(WACO, Texas) — The NCAA Division I Committee on Infractions levied punishments against Baylor University on Wednesday, following the conclusion of its investigation into several alleged rules violations.
According to a news release, the committee determined that Baylor provided impermissible benefits to student-athletes and violated recruiting rules between 2011 and 2016. They could not, however, conclude whether Baylor had violated NCAA rules when it failed to report allegations of sexual violence on its campus.
“Baylor admitted to moral and ethical failings in its handling of sexual and interpersonal violence on campus,” the panel said in its decision, “but argued those failings, however egregious, did not constitute violations of NCAA rules.”
“Ultimately, and with tremendous reluctance, this panel agrees.”

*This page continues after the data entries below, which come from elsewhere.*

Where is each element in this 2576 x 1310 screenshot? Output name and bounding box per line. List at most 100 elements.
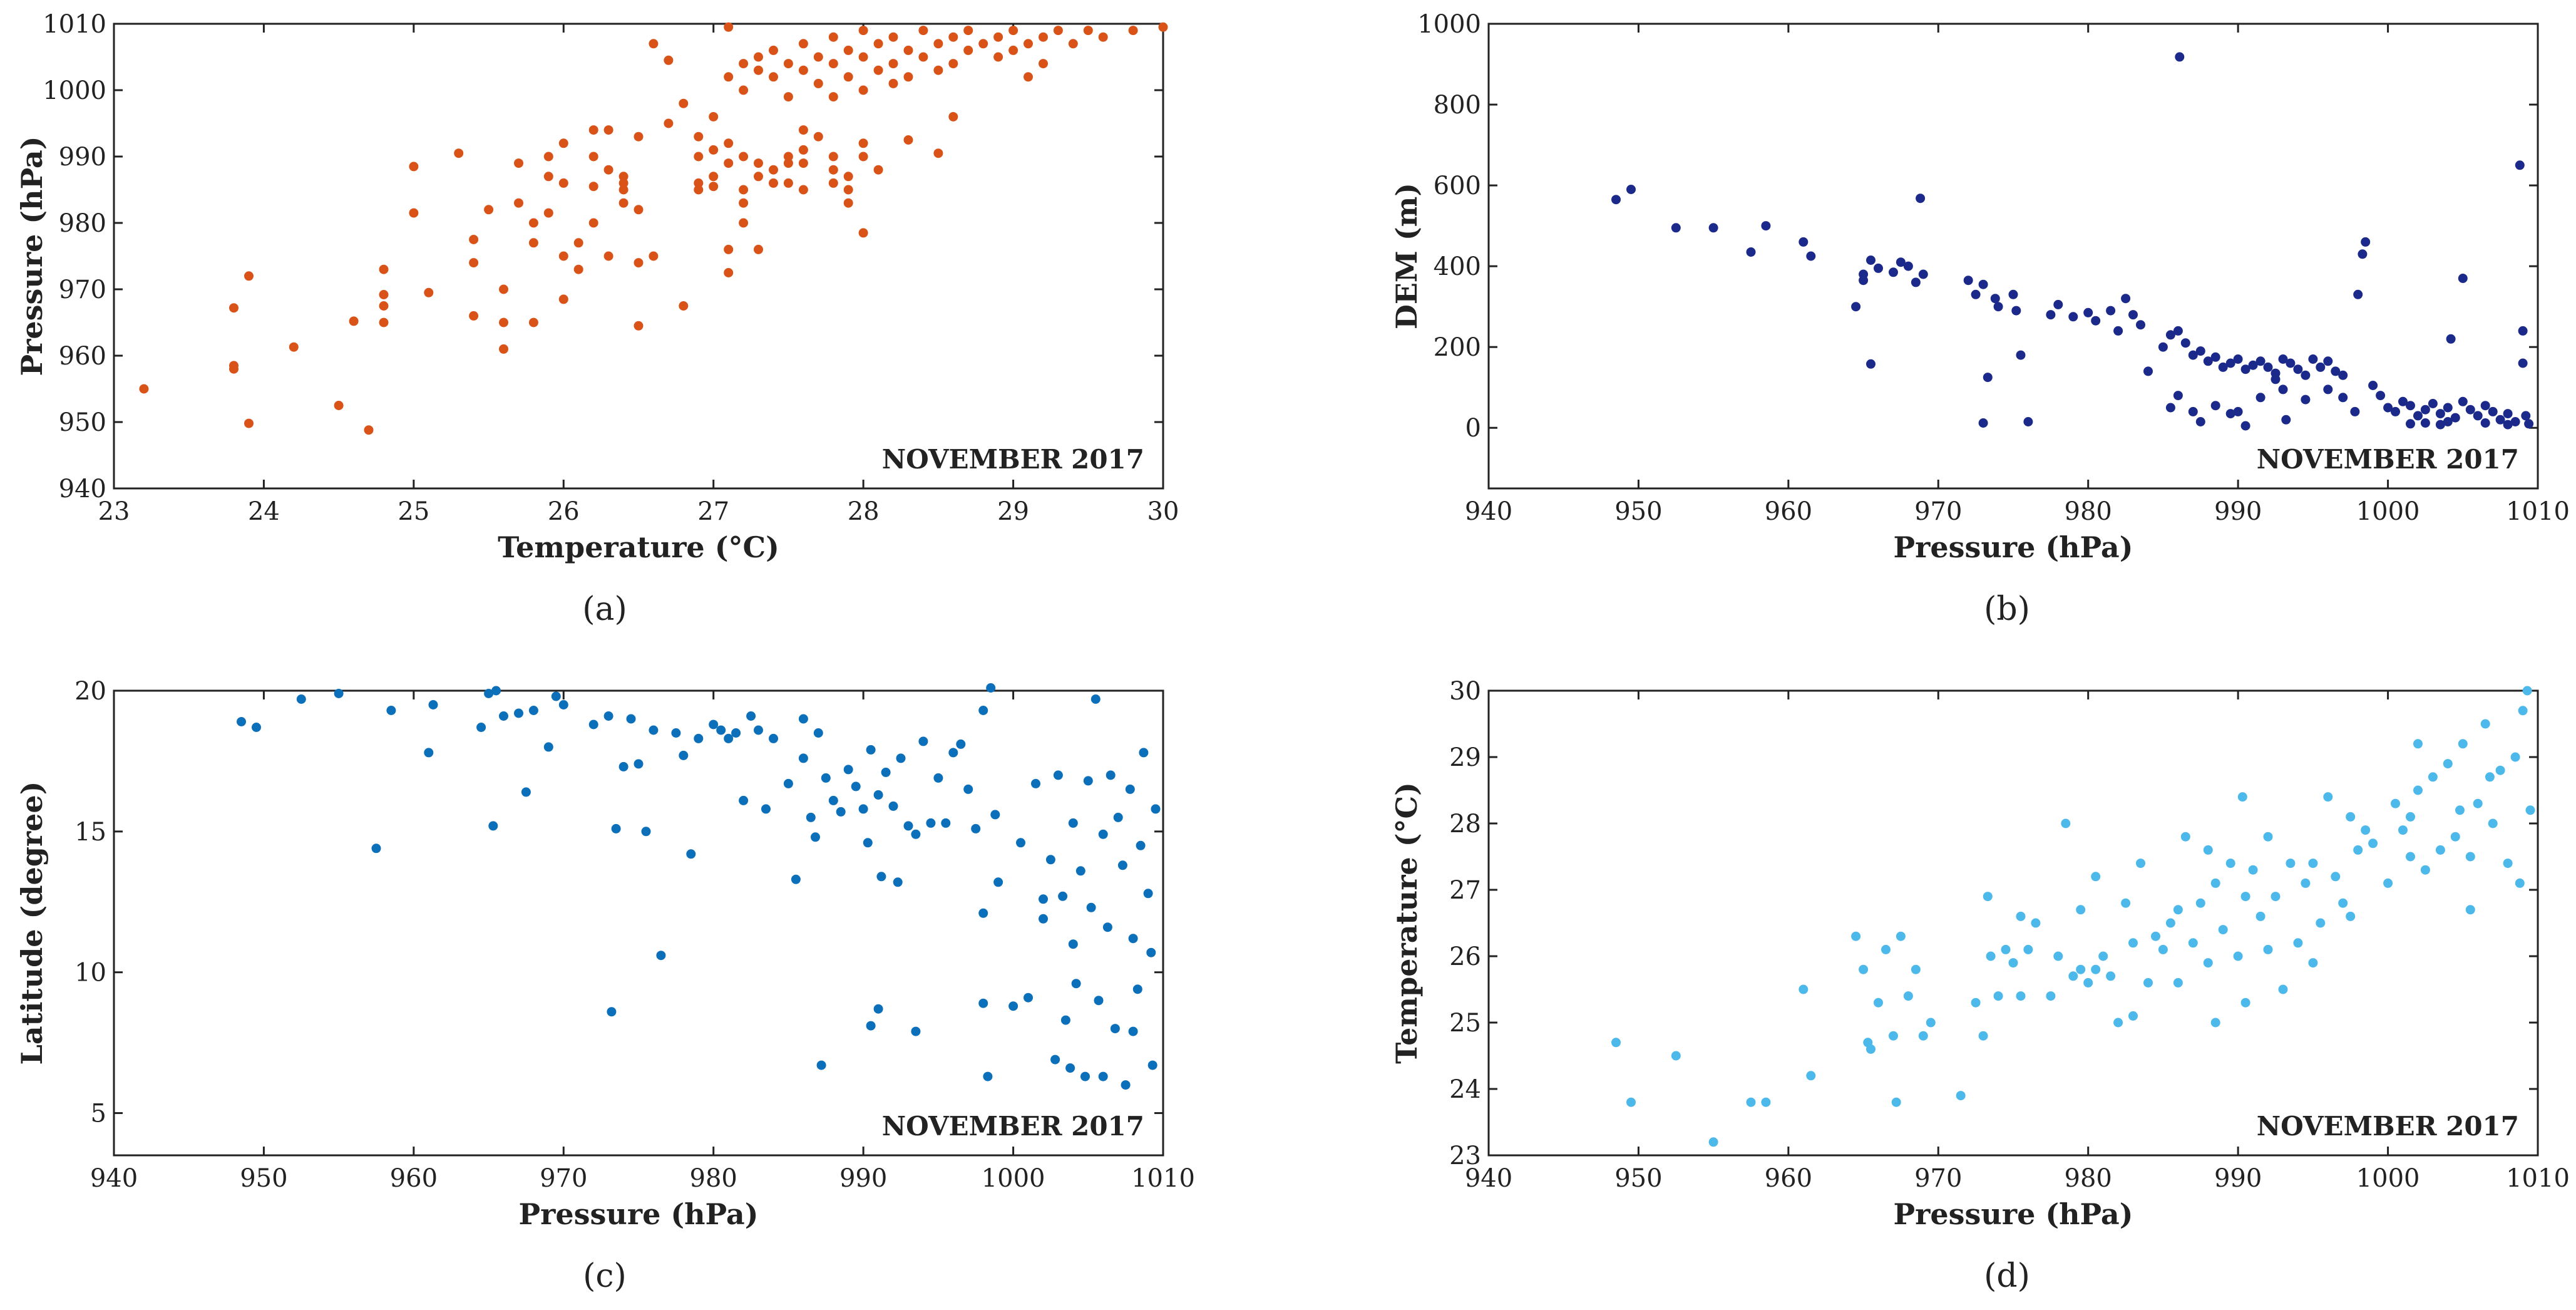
panel-a-y-tick-label: 1000 (43, 76, 106, 105)
panel-a-data-point (858, 138, 868, 148)
panel-b-x-tick-label: 1000 (2356, 497, 2420, 526)
panel-d-data-point (2225, 859, 2235, 869)
panel-b-data-point (2210, 401, 2220, 411)
panel-b-plot-frame (1487, 23, 2539, 490)
panel-b-data-point (2503, 409, 2513, 419)
panel-d-data-point (2383, 878, 2393, 888)
panel-a-data-point (528, 317, 538, 328)
panel-a-data-point (709, 172, 719, 182)
panel-d-data-point (2248, 865, 2258, 875)
panel-a-data-point (334, 401, 344, 410)
panel-d-data-point (1799, 984, 1809, 994)
panel-a-data-point (828, 152, 838, 162)
panel-a-data-point (873, 65, 883, 75)
panel-c-data-point (926, 818, 936, 828)
panel-b-data-point (1903, 261, 1913, 271)
panel-d-data-point (2023, 944, 2033, 954)
panel-c-data-point (551, 691, 561, 701)
panel-c-data-point (873, 1004, 883, 1014)
panel-d-data-point (2106, 971, 2116, 981)
panel-c-data-point (993, 877, 1003, 887)
panel-c-data-point (941, 818, 951, 828)
panel-c-data-point (1094, 996, 1104, 1006)
panel-d-x-axis-label: Pressure (hPa) (1894, 1197, 2133, 1231)
panel-a-data-point (634, 321, 644, 331)
panel-b-data-point (1874, 263, 1883, 273)
panel-d-data-point (2346, 911, 2356, 921)
panel-d-data-point (2435, 845, 2445, 855)
panel-c-data-point (798, 714, 808, 724)
panel-d-data-point (1746, 1097, 1756, 1107)
panel-b-data-point (2331, 366, 2341, 376)
panel-c-data-point (903, 821, 913, 831)
panel-a-data-point (948, 59, 958, 69)
panel-d-data-point (2203, 958, 2213, 968)
panel-d-data-point (2091, 964, 2101, 974)
panel-d-data-point (2016, 991, 2026, 1001)
panel-c-data-point (611, 823, 621, 833)
panel-a-data-point (379, 290, 389, 299)
panel-d-data-point (2263, 832, 2273, 842)
panel-d-data-point (1874, 998, 1883, 1008)
panel-c-data-point (971, 823, 981, 833)
panel-b-data-point (1799, 237, 1809, 247)
panel-a-data-point (903, 72, 913, 82)
panel-a-data-point (1083, 26, 1093, 36)
panel-b-data-point (1866, 359, 1876, 369)
panel-b-y-tick-label: 1000 (1417, 10, 1481, 39)
panel-d-data-point (2518, 706, 2528, 716)
panel-c-data-point (1139, 748, 1149, 758)
panel-d-data-point (2158, 944, 2168, 954)
panel-a-data-point (828, 165, 838, 175)
panel-b-data-point (1708, 223, 1718, 233)
panel-d-data-point (1891, 1097, 1901, 1107)
panel-c-data-point (1083, 776, 1093, 786)
panel-b-data-point (2301, 395, 2311, 405)
panel-c-data-point (386, 706, 396, 715)
panel-c-data-point (1039, 914, 1048, 924)
panel-c-data-point (1039, 894, 1048, 904)
panel-b-data-point (2106, 306, 2116, 316)
panel-a-data-point (724, 22, 734, 32)
panel-a-data-point (828, 32, 838, 42)
panel-d-data-point (1611, 1038, 1621, 1048)
panel-b-data-point (2488, 406, 2498, 416)
panel-c-data-point (811, 832, 820, 842)
panel-b-data-point (2503, 420, 2513, 430)
panel-a-data-point (409, 208, 419, 218)
panel-d-data-point (2001, 944, 2011, 954)
panel-d-data-point (2420, 865, 2430, 875)
panel-d-data-point (2240, 998, 2250, 1008)
panel-a-data-point (813, 78, 823, 88)
panel-a-data-point (769, 72, 778, 82)
panel-a-data-point (229, 364, 239, 374)
panel-c-data-point (252, 723, 261, 732)
panel-a-data-point (709, 111, 719, 121)
panel-c-data-point (806, 812, 816, 822)
panel-d-x-tick-label: 950 (1614, 1164, 1662, 1193)
panel-b-data-point (2480, 418, 2490, 428)
panel-d-annotation: NOVEMBER 2017 (2257, 1111, 2519, 1142)
panel-a-data-point (858, 52, 868, 62)
panel-a-y-axis-label: Pressure (hPa) (15, 137, 49, 376)
panel-a-data-point (828, 59, 838, 69)
panel-b-data-point (2225, 358, 2235, 368)
panel-a-data-point (139, 384, 149, 394)
panel-b-data-point (2518, 326, 2528, 336)
panel-d-data-point (1986, 951, 1996, 961)
panel-c-data-point (1098, 829, 1108, 839)
panel-a-data-point (903, 135, 913, 145)
panel-a-data-point (769, 165, 778, 175)
panel-c-data-point (649, 725, 659, 735)
panel-b-data-point (1916, 193, 1926, 204)
panel-a-data-point (349, 316, 359, 326)
panel-b-data-point (2225, 409, 2235, 419)
panel-c-data-point (866, 1021, 876, 1031)
panel-b-x-axis-label: Pressure (hPa) (1894, 530, 2133, 564)
panel-c-data-point (1068, 818, 1078, 828)
panel-d-data-point (2443, 759, 2453, 769)
panel-d-data-point (2480, 719, 2490, 729)
panel-d-data-point (1971, 998, 1981, 1008)
panel-c-data-point (828, 795, 838, 805)
panel-a-data-point (918, 52, 928, 62)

The NCAA panel says that while the organization provides resources to support member institutions in carrying out the responsibilities of reporting and addressing sexual violence on campus as required by the U.S. Department of Education, current NCAA rules don’t call for their adjudication of how schools respond to such issues. Still, the panel quotes one former university president as saying Baylor’s handling of sexual violence was a “colossal operational failure.”
Baylor was accused of shielding football student-athletes from disciplinary processes and failed to report allegations of misconduct by football student-athletes.
The panel did find that one student-athlete who had been suspended for plagiarism had been required to submit to an academic performance plan, but later was caught cheating on an in-class quiz. That incident, they say, was not reported to the university president as a failure to live up to that performance plan.
The school also was found to have used a “predominantly female student-host group, the Baylor Bruins” to recruit football student-athletes. While the group eventually allowed membership for men, the panel says it was “geared toward female participants.”
“The gender-based nature of this group is especially concerning in light of the campus-wise cultural issues…as well as the extremely troubling assertions…that the Bruins were ‘kind of at the disposal of football players in a very inappropriate way.'”
Among the penalties the NCAA panel will levy are a $5,000 fine, four years of probation, more stringent recruiting restrictions. The school must also vacate all records from contests in which ineligible student-athletes participated.